Burns also notes that when the Abu Ghraib scandal broke, British officials commented that the British army - as opposed to the inexperienced, undisciplined Yanks who brutalized Iraq detainees at Abu Ghraib prison - had a long tradition of dealing with insurrections (Northern Ireland, for example) as well as dealing with Arabs, given Britain's long colonial involvement in the Middle East, and could be trusted not to resort to such tactics.
So much for that.
But as I enter a new semester of teaching about the history of the Middle East - including a course on the long history of Iraq and Iran - I have to remember that the 18- to 22-year-olds who dominate that class were essentially still little kids when Abu Ghraib happened; were probably oblivious to it then; and now have at most only a dim awareness of what it was. For Iraqis, though, the memory has been seared more deeply - and the news of the British commission's report is likely to pick open whatever scabs that may have begun to congeal over the wounds.

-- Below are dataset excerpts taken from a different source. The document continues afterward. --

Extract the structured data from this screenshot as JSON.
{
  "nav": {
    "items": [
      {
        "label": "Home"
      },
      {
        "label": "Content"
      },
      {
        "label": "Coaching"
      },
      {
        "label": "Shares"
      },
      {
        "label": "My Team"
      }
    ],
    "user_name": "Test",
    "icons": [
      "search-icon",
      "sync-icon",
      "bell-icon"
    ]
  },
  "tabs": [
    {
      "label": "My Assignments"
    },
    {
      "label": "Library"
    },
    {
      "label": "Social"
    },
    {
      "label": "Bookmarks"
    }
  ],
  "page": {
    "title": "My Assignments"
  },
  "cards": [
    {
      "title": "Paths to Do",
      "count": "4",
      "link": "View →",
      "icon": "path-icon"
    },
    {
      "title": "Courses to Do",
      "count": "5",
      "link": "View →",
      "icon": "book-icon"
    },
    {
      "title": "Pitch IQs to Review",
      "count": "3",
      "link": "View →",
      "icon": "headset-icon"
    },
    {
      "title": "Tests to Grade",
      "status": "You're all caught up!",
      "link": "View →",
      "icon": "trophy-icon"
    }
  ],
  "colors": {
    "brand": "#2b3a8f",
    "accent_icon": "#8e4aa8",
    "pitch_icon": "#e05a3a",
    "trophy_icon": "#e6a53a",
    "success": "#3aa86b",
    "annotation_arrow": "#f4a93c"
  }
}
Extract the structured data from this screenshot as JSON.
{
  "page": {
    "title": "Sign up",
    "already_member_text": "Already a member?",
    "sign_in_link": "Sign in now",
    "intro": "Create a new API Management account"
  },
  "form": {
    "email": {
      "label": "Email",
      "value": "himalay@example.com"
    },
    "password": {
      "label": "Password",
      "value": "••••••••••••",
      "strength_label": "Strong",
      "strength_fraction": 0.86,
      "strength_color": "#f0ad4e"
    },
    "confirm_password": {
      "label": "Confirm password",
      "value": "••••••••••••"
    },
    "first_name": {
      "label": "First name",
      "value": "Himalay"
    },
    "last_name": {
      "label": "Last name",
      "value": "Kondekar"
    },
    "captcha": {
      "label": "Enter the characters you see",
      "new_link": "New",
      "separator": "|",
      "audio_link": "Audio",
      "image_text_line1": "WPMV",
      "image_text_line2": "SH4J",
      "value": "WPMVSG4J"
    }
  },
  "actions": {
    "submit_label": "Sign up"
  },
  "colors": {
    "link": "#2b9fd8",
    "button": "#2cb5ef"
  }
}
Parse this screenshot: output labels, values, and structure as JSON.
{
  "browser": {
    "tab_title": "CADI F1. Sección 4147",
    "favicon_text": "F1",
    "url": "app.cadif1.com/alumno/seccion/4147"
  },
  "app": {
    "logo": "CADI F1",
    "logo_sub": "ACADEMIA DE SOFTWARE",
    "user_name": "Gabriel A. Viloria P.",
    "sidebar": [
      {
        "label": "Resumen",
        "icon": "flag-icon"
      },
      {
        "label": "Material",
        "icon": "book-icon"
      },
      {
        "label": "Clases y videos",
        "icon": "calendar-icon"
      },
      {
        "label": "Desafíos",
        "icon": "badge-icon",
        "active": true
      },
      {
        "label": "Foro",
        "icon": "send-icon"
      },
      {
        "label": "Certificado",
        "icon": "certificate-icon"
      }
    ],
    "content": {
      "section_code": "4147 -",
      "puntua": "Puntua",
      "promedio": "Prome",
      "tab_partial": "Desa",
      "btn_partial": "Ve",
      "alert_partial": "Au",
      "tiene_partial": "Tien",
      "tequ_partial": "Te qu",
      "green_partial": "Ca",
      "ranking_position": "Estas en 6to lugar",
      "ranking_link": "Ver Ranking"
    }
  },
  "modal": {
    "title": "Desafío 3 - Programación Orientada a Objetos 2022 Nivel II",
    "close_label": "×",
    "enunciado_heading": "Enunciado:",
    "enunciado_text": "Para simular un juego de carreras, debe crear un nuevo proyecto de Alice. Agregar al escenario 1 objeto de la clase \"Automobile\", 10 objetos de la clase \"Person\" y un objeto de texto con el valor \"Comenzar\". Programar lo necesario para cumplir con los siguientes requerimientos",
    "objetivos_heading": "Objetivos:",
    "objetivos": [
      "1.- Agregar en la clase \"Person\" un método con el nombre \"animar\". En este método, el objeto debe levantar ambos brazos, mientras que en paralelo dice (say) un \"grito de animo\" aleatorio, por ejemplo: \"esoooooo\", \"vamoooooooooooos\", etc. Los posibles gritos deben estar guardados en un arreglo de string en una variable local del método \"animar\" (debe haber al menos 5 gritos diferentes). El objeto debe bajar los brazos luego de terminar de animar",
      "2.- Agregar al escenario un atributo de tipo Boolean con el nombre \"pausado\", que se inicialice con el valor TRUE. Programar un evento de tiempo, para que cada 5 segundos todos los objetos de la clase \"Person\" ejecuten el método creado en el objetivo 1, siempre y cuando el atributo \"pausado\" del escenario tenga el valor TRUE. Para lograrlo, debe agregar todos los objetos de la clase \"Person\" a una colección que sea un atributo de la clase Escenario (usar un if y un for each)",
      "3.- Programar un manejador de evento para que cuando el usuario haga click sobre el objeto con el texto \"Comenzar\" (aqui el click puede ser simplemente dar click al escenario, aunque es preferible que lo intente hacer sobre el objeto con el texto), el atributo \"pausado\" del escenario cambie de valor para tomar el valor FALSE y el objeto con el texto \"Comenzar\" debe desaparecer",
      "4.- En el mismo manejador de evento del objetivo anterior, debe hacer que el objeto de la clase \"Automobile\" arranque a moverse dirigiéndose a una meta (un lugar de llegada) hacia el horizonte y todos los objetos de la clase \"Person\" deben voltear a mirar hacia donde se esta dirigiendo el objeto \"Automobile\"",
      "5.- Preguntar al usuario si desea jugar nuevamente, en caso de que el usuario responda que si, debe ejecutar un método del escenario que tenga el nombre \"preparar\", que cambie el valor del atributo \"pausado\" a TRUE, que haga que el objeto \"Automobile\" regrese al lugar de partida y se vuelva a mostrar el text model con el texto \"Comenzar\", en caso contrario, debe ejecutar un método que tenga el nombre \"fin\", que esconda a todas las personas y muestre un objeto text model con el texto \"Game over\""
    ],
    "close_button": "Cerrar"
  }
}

Reports have been rife over the last couple of months about how the US has been pressuring the Iraqi government to allow perhaps 10,000 US troops to stay there after 31 December. A number of Iraqi commentators - especially among the Sunni Arabs and the Kurds - have insisted that US troops will need to stay if Iraq is not to descend again into civil war. But the broader popular sentiment - especially among Iraq's Arab Shia - seems to be that all US forces need to leave by the end-of-year deadline.
The new British report will only increase that sentiment.
And as we embark upon a weekend of flag-waving and chest-thumping as we commemorate the 10-year anniversary of the 9-11 attacks, we in the US need to remember that, in the view of most Iraqis, whatever little good that might have come from the US-Anglo invasion of their country in 2003 - an invasion that was predicated largely on the need for payback and pre-emptive deterrence after 9-11 - was vastly outweighed by the brutality and humiliation that it brought.